Isomers of B←N-Fused Dibenzo-azaacenes: How B←N Affects Opto-electronic Properties and Device Behaviors?

The B←N unit has a large dipole and it is isoelectronic to C-C moiety with no dipole. Incorporating B←N units into π-conjugated system is a powerful strategy to design organic small molecules and polymers with intriguing opto-electronic properties and excellent opto-electronic device performance. However, it is unclear how the B←N unit affects electronic structures and opto-electronic properties of large π-conjugated molecules. In this work, to address this question, we developed three dibenzo-azaacene molecules in which two B←N units were introduced at different positions. Although the dibenzo-azaacene skeleton is fully π-conjugated, the effect of B←N unit on the electronic structures of the adjacent rings is much stronger than that of the distant rings. As a result, the three molecules with isomerized B←N incorporation patterns possess different electronic structures and exhibit tunable opto-electronic properties. Among the three molecules, the centrosymmetrical molecule exhibits higher LUMO/HOMO energy levels than those of the two axisymmetrical molecules.

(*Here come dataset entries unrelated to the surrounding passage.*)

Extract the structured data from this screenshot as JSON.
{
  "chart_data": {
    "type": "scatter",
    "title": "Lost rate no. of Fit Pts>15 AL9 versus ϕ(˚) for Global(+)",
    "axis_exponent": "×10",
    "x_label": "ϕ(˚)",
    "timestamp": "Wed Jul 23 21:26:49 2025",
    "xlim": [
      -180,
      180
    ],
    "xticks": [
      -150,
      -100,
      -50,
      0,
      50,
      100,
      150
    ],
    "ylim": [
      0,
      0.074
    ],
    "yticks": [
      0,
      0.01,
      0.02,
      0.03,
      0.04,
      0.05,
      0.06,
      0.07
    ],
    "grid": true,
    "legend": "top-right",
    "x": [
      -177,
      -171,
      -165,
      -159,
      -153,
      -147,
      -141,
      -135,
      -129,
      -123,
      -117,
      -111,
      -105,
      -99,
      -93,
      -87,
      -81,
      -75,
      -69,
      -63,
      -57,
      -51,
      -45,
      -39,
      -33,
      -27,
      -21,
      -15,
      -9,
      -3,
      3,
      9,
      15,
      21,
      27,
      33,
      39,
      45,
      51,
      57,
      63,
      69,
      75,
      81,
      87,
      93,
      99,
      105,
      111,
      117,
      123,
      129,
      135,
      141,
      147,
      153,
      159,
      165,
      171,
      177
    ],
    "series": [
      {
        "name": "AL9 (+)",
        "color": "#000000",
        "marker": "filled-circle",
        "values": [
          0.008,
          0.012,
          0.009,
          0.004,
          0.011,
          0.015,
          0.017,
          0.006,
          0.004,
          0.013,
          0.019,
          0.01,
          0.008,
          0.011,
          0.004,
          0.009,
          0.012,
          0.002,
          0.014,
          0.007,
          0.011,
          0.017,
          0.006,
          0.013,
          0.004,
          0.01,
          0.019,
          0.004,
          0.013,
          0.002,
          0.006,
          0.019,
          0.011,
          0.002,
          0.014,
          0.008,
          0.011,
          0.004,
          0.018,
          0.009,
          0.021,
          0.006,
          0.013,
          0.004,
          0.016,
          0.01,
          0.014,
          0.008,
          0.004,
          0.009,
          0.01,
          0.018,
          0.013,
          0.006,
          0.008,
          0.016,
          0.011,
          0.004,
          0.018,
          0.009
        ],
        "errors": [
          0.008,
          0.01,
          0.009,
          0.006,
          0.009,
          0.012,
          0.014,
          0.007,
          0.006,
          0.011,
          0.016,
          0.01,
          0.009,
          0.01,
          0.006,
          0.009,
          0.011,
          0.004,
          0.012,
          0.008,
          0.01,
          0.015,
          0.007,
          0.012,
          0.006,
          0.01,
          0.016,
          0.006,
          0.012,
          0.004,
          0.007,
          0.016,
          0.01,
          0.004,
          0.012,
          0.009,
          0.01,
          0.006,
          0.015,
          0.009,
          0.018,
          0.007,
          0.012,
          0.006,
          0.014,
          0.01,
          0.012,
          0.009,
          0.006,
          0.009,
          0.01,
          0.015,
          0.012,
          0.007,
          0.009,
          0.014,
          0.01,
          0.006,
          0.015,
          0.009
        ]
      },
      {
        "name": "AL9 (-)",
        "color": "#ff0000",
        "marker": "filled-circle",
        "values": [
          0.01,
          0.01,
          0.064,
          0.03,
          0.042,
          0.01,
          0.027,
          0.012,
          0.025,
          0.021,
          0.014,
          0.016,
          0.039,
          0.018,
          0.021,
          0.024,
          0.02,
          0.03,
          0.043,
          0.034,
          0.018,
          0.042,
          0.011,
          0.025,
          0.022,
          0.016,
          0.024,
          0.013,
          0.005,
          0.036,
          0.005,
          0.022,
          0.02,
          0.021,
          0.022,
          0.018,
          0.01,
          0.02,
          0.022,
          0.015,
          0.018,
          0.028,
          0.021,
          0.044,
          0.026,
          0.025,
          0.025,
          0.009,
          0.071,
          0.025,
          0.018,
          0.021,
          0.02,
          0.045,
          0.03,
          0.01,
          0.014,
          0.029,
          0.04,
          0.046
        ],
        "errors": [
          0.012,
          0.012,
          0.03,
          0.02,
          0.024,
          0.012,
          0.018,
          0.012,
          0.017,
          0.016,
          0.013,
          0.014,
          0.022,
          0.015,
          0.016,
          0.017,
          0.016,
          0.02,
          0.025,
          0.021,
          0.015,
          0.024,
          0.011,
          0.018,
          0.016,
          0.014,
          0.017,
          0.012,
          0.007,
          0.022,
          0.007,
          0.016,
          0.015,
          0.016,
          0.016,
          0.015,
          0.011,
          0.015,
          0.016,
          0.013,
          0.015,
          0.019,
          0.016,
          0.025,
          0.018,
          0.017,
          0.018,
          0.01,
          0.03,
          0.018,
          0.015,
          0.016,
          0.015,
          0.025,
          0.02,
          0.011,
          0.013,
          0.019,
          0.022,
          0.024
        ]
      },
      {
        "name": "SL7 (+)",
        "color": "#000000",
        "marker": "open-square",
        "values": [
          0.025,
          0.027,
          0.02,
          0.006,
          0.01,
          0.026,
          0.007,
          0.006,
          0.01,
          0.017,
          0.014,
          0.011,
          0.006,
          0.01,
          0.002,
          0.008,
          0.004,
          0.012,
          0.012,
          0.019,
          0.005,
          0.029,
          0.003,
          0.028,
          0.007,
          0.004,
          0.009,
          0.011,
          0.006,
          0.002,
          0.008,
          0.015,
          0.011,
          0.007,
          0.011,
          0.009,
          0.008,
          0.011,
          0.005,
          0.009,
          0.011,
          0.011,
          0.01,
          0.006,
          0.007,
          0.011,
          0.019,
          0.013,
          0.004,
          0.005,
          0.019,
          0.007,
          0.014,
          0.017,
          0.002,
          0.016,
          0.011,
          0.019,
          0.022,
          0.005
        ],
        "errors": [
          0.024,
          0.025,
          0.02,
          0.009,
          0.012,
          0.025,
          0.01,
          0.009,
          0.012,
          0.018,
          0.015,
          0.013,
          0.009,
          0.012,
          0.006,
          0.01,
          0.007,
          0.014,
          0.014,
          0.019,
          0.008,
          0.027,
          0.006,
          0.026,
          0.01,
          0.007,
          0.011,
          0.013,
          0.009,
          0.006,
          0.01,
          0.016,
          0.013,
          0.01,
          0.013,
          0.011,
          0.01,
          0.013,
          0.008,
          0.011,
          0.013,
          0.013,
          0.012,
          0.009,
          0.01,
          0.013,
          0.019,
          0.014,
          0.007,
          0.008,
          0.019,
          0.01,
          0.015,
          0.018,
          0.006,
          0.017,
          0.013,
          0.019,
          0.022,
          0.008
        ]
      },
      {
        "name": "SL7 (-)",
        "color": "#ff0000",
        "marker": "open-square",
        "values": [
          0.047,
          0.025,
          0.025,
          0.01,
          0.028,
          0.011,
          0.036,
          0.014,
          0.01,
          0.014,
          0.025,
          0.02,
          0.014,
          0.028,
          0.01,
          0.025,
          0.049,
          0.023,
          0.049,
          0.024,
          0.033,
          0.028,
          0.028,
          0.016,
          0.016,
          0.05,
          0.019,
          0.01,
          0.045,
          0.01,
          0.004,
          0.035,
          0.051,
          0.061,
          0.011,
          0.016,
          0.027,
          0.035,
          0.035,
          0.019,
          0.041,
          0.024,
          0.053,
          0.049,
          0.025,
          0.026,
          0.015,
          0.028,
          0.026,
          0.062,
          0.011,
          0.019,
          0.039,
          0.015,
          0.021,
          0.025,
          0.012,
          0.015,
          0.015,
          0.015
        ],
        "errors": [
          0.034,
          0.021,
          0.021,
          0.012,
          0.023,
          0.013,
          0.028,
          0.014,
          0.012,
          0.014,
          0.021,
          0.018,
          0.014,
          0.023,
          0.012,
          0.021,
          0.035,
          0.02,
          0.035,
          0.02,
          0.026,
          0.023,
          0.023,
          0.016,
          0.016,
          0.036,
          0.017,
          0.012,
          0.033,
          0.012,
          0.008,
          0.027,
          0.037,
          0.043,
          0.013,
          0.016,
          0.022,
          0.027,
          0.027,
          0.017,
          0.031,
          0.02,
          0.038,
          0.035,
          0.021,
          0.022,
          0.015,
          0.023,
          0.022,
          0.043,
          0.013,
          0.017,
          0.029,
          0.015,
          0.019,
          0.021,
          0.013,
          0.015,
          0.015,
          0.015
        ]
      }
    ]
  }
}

When used as the active layer in organic field-effect transistors (OFETs), while the two axisymmetrical molecules show unipolar electron transporting property, the centrosymmetrical molecule exhibits ambipolar hole and electron transporting behavior. This work not only deepens our understanding on organoboron π-conjugated molecules, but also indicates a new strategy to tune opto-electronic properties of organic semiconductors for excellent device performance.